Umbettungen auf dem Südfriedhof zur Hauptachse lehnte er ab, weil dann vielleicht Opfer des 17. Juni in der Nähe eines kommunistischen NS-Gegners lägen, der das KZ überlebt und als SED-Funktionär die Schüsse auf Demonstranten am 17. Juni 1953 bejubelt habe: „Entschuldigung, das wäre mir zu viel historische Dialektik.“ Man möge die Toten ruhen lassen, Gräber und Anlagen pflegen und mit Hinweisschildern ausstatten sowie eine Extra-Gedenkplatte an der Hauptachse installieren, sagte Pannowitsch, der letztlich für Unterstützung zugunsten des Antrags eintrat.

Es geht nicht um Umbettungen – sehr wohl aber um Geld

Auftaktrednerin Dr. Heymann sah sich daraufhin noch einmal zu einer Wortmeldung veranlasst und stellte klar, dass es nicht um Umbettungen ginge, sondern um einen sichtbaren Gedenkort. Dem Einwurf von Ordnungsbürgermeister Heiko Rosenthal (Die Linke), wonach keine Haushaltsmittel geplant seien, hielt sie entgegen, dass auch Spendenakquise möglich sei. Aber: Die Stadt müsse in Vorleistung gehen, wo der Gedenkort sein könne.

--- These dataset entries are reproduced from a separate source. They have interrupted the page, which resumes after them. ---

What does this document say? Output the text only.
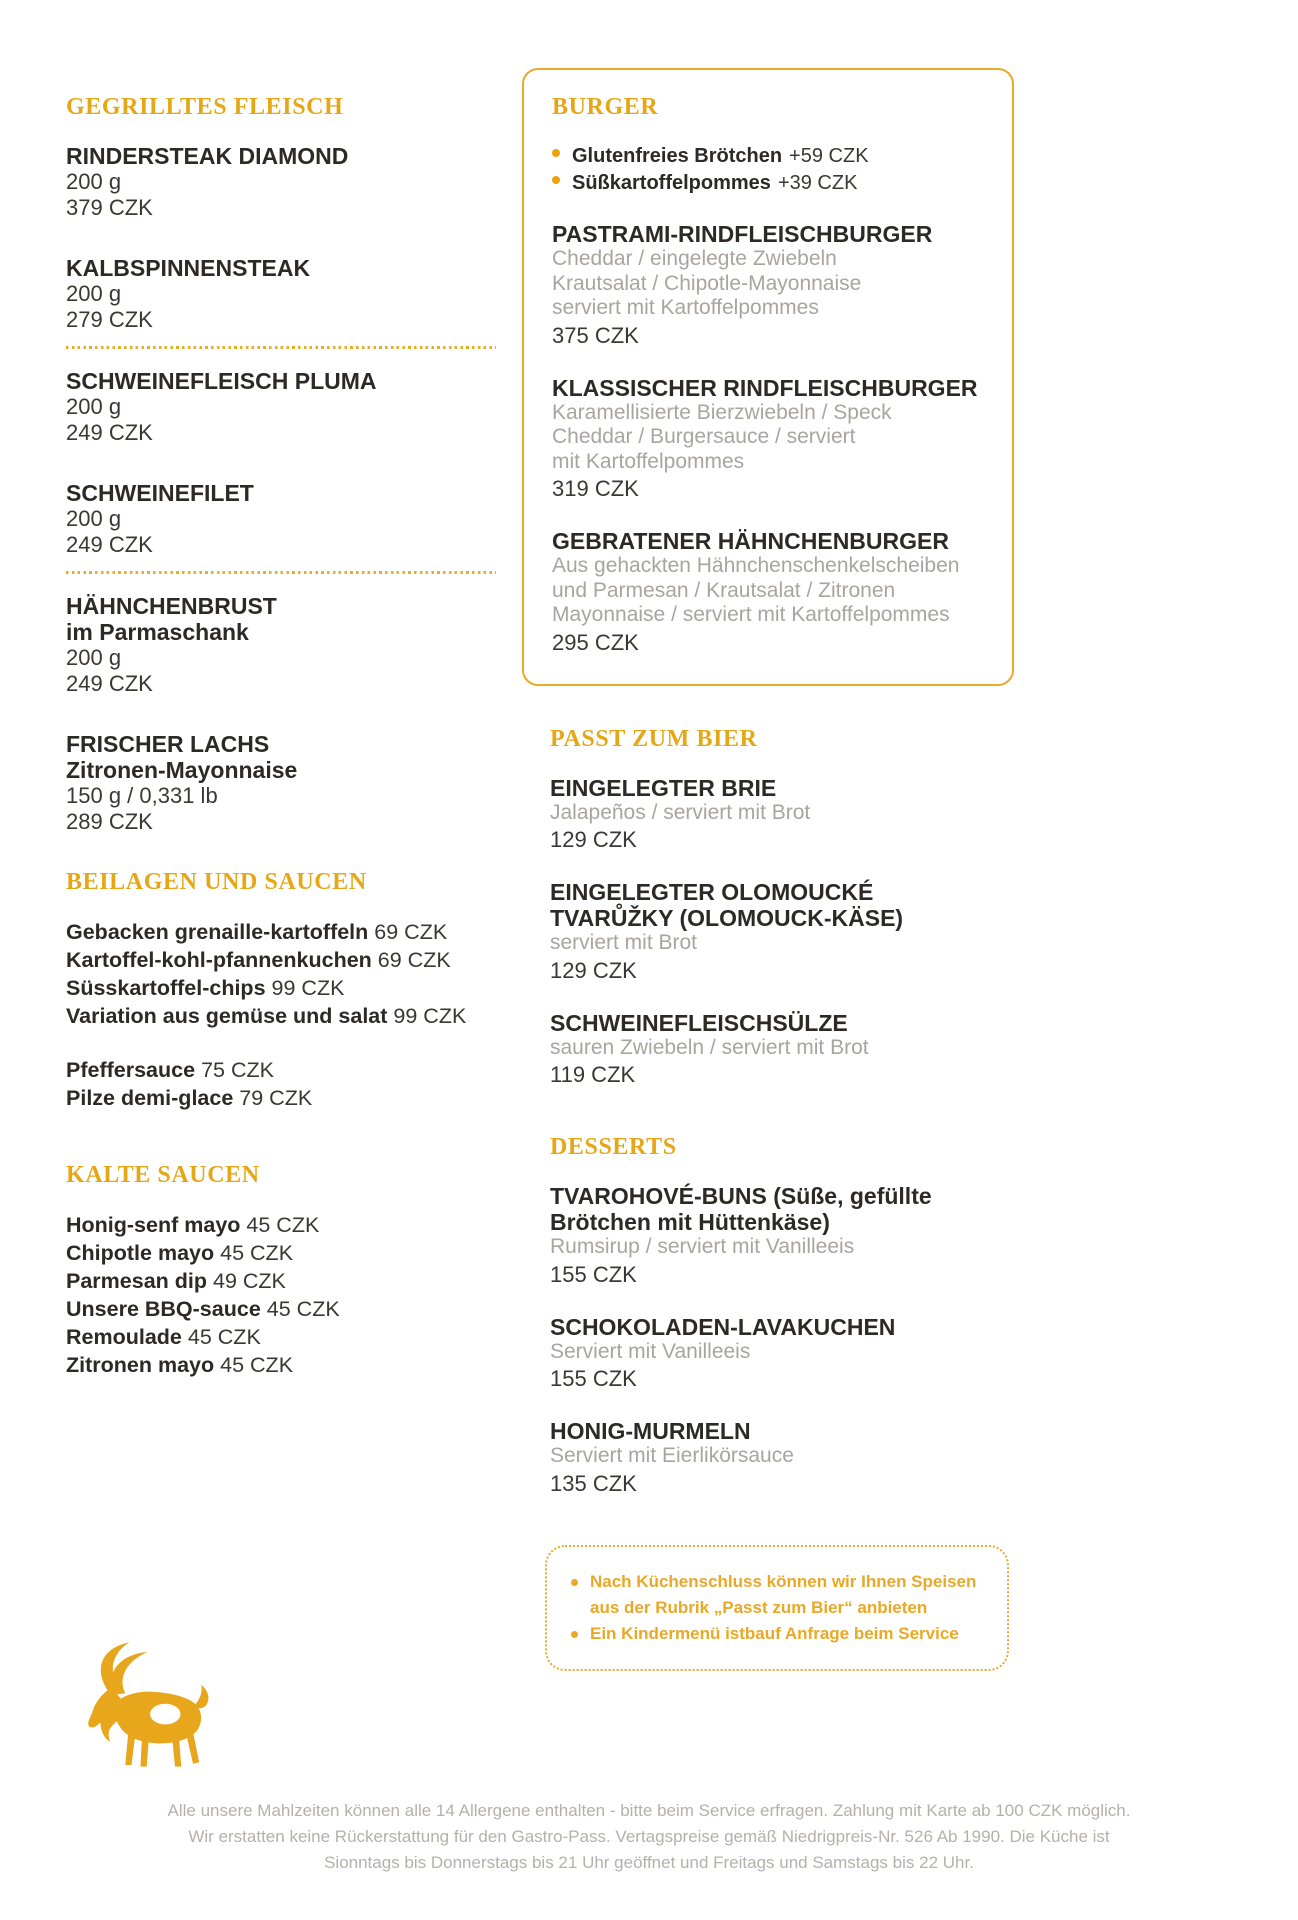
GEGRILLTES FLEISCH
RINDERSTEAK DIAMOND
200 g
379 CZK
KALBSPINNENSTEAK
200 g
279 CZK
SCHWEINEFLEISCH PLUMA
200 g
249 CZK
SCHWEINEFILET
200 g
249 CZK
HÄHNCHENBRUST
im Parmaschank
200 g
249 CZK
FRISCHER LACHS
Zitronen-Mayonnaise
150 g / 0,331 lb
289 CZK
BEILAGEN UND SAUCEN
Gebacken grenaille-kartoffeln 69 CZK
Kartoffel-kohl-pfannenkuchen 69 CZK
Süsskartoffel-chips 99 CZK
Variation aus gemüse und salat 99 CZK
Pfeffersauce 75 CZK
Pilze demi-glace 79 CZK
KALTE SAUCEN
Honig-senf mayo 45 CZK
Chipotle mayo 45 CZK
Parmesan dip 49 CZK
Unsere BBQ-sauce 45 CZK
Remoulade 45 CZK
Zitronen mayo 45 CZK
BURGER
Glutenfreies Brötchen +59 CZK
Süßkartoffelpommes +39 CZK
PASTRAMI-RINDFLEISCHBURGER
Cheddar / eingelegte Zwiebeln
Krautsalat / Chipotle-Mayonnaise
serviert mit Kartoffelpommes
375 CZK
KLASSISCHER RINDFLEISCHBURGER
Karamellisierte Bierzwiebeln / Speck
Cheddar / Burgersauce / serviert
mit Kartoffelpommes
319 CZK
GEBRATENER HÄHNCHENBURGER
Aus gehackten Hähnchenschenkelscheiben
und Parmesan / Krautsalat / Zitronen
Mayonnaise / serviert mit Kartoffelpommes
295 CZK
PASST ZUM BIER
EINGELEGTER BRIE
Jalapeños / serviert mit Brot
129 CZK
EINGELEGTER OLOMOUCKÉ
TVARŮŽKY (OLOMOUCK-KÄSE)
serviert mit Brot
129 CZK
SCHWEINEFLEISCHSÜLZE
sauren Zwiebeln / serviert mit Brot
119 CZK
DESSERTS
TVAROHOVÉ-BUNS (Süße, gefüllte
Brötchen mit Hüttenkäse)
Rumsirup / serviert mit Vanilleeis
155 CZK
SCHOKOLADEN-LAVAKUCHEN
Serviert mit Vanilleeis
155 CZK
HONIG-MURMELN
Serviert mit Eierlikörsauce
135 CZK
Nach Küchenschluss können wir Ihnen Speisen aus der Rubrik „Passt zum Bier“ anbieten
Ein Kindermenü istbauf Anfrage beim Service
Alle unsere Mahlzeiten können alle 14 Allergene enthalten - bitte beim Service erfragen. Zahlung mit Karte ab 100 CZK möglich.
Wir erstatten keine Rückerstattung für den Gastro-Pass. Vertagspreise gemäß Niedrigpreis-Nr. 526 Ab 1990. Die Küche ist
Sionntags bis Donnerstags bis 21 Uhr geöffnet und Freitags und Samstags bis 22 Uhr.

Der VSP, abgestimmt auf Antrag der Linksfraktion, fiel dann mit 12:49 Stimmen (drei Enthaltungen) durch. Anders die Neufassung des alten Antrags, die mit 51:1 Stimmen (zwölf Enthaltungen) bequem durchkam. Enthalten ist eine Protokollnotiz, die Thomas Kumbernuß (Freie Fraktion/Die PARTEI) angeregt hatte: Es möge geprüft werden, ob für einen neuen Gedenkort auf dem Südfriedhof auch der vielleicht prominentere Eingangsbereich an der Prager Straße eine Option ist. So könne Konfliktpotenzial zu den anderen Denkmälern und Verstorbenen abgewendet werden.

Nun wird laut Beschluss bis 17. Juni 2027 ein Entwurf erarbeitet und beschlossen. Der soll dann ein Jahr später, zum 75. Jahrestag des Volksaufstands, Realität sein.